After attending Kenyon College in Ohio, the Plymouth, N.H., native started cooking in restaurants, where he met his wife, Suzanne. Soon, they and another couple purchased the popular 103 Restaurant in Rochester, which they ran for about six years. “While I enjoyed it, it was a tough business,” Smith says. “I was working 90 hours a week at least.”
Before he burned out, Smith and his wife sold their interest in the restaurant and he started law school at Franklin Pierce Law Center in Concord, N.H. “I had no aspirations to move to the city or work for a large firm,” Smith says. “I pretty much saw myself doing what I do now—practice in a small firm in a small town.”
As Smith was leaving law school, Suzanne grew interested in returning to the restaurant business. They bought a building in Sanford, Maine, and remodeled it themselves, building the bar out of wood salvaged from old local buildings, including a bowling alley and a post office.
After Smith passed the bar exam, he joined experienced attorneys Wenda Helme and Peter Cole at their small firm in Ossipee, doing real estate work. He also took on some family law cases and a few criminal and civil cases. As he’d hoped, small-firm life also gave him the flexibility to continue working at the restaurant on Fridays and through the weekend, at least for the first few years.
The beginning of the end of his restaurant career came the day he waited on the same customer twice.
One Friday, a client arrived with a will that needed some work. “Wenda wasn’t here, so I [handled the will],” Smith says. “Then I jumped in my car and drove to the restaurant, which was about an hour away. I cooked that night, and my wife ran the front of the house. Afterwards, she told me that a customer had stopped her on the way out. ‘I had a wonderful meal,’ he said, ‘and your cook must have a twin-because someone who looks just like him did my will this morning.'”
After a few years, Smith and his wife sold the restaurant, and he concentrated full time on his legal career—which comparatively can seem like a vacation. “While this isn’t a 40-hour-a-week job,” Smith says, “it’s also not a 90-hour-a-week job.”
Joining the Community
Rebecca Pontikes: Davis, Pontikes & Swartz
Rebecca Pontikes grew up in Evanston, Ill., the daughter of a “cause attorney.” “My parents are politically active, and my dad used the law the way you think of people in the ’60s using the law,” Pontikes says. “He represented conscientious objectors during the Vietnam War. He was a criminal defense attorney for 20 years. He’s been to the Supreme Court five times. That’s what I grew up with. And that’s what I thought a lawyer was supposed to be.”
Today, Pontikes is her own kind of cause attorney, focused on employment discrimination against women and caregivers, male or female. “The way we treat women with children is reflective of our assumptions about their role in society. These can be stereotypes, and they can be wrong,” she says. “But it’s so ingrained that people do it reflexively.”

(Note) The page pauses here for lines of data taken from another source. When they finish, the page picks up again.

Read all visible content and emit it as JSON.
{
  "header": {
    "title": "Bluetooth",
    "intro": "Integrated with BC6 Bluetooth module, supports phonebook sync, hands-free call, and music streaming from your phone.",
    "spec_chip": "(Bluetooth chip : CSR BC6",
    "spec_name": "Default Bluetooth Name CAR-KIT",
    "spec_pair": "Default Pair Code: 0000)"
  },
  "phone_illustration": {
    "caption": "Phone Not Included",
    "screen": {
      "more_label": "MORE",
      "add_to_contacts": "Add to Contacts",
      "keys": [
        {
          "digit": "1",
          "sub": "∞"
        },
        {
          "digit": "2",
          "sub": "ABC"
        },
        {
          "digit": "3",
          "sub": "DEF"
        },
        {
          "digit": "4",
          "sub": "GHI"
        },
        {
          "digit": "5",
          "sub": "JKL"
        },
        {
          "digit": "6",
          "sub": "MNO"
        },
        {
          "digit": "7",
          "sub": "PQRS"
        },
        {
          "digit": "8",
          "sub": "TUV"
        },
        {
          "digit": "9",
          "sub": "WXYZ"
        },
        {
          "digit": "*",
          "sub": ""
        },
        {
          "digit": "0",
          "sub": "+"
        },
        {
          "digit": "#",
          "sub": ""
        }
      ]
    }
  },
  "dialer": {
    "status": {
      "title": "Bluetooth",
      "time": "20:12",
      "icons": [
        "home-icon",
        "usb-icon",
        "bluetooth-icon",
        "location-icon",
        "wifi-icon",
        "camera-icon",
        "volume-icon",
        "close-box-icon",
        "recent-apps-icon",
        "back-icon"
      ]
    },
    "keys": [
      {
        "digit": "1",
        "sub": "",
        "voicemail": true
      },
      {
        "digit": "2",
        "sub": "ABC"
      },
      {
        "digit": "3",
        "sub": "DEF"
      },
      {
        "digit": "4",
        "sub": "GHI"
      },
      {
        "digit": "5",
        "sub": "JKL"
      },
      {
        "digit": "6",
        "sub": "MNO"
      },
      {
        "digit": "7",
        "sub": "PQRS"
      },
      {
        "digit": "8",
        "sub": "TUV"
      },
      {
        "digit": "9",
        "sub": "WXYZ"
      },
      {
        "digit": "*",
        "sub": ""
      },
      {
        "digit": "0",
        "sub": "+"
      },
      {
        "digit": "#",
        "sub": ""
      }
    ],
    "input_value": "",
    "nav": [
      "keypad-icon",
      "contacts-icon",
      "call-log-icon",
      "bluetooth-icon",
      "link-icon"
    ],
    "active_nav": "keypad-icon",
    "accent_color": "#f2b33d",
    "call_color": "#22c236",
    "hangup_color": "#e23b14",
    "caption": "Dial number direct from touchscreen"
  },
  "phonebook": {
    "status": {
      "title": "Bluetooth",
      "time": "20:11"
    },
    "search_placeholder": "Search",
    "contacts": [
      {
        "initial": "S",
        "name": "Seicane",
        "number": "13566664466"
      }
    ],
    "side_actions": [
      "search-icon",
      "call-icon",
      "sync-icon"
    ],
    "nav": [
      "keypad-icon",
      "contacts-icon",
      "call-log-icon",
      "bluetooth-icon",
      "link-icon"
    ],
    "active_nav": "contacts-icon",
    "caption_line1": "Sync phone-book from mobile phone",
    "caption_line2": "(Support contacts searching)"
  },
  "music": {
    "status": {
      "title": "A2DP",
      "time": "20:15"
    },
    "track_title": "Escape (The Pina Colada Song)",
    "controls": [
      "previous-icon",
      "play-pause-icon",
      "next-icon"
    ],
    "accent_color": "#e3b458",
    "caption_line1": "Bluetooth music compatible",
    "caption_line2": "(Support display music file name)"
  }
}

Pontikes met John Davis and Tara Swartz at Siegel, Wagner & Swartz, an employment firm she had joined as of counsel. They left to form Davis, Pontikes & Swartz in Boston in April 2008.
Pontikes and her partners have appreciated the support they’ve found in the small-firm and solo-practice communities in Boston. “Instead of looking at you like the competition, they support you,” Pontikes says. “It was very heartwarming to have everyone from the president of the Mass. Bar Association to committee members send flowers, send books to help with the startup, and give us ideas for organizing our IT resources or payroll.”
Of course, there have been some surprises along the way. The first day they opened, they tried to mail letters, only to discover that none of them owned a stamp machine. “There’s so much administrative stuff in running my own firm,” Pontikes says. “I want to practice law, not go over P&L statements. The biggest challenge is in being able to set the administrative stuff aside, put it out of your head for a day, and focus on what I really want to do—the legal work.”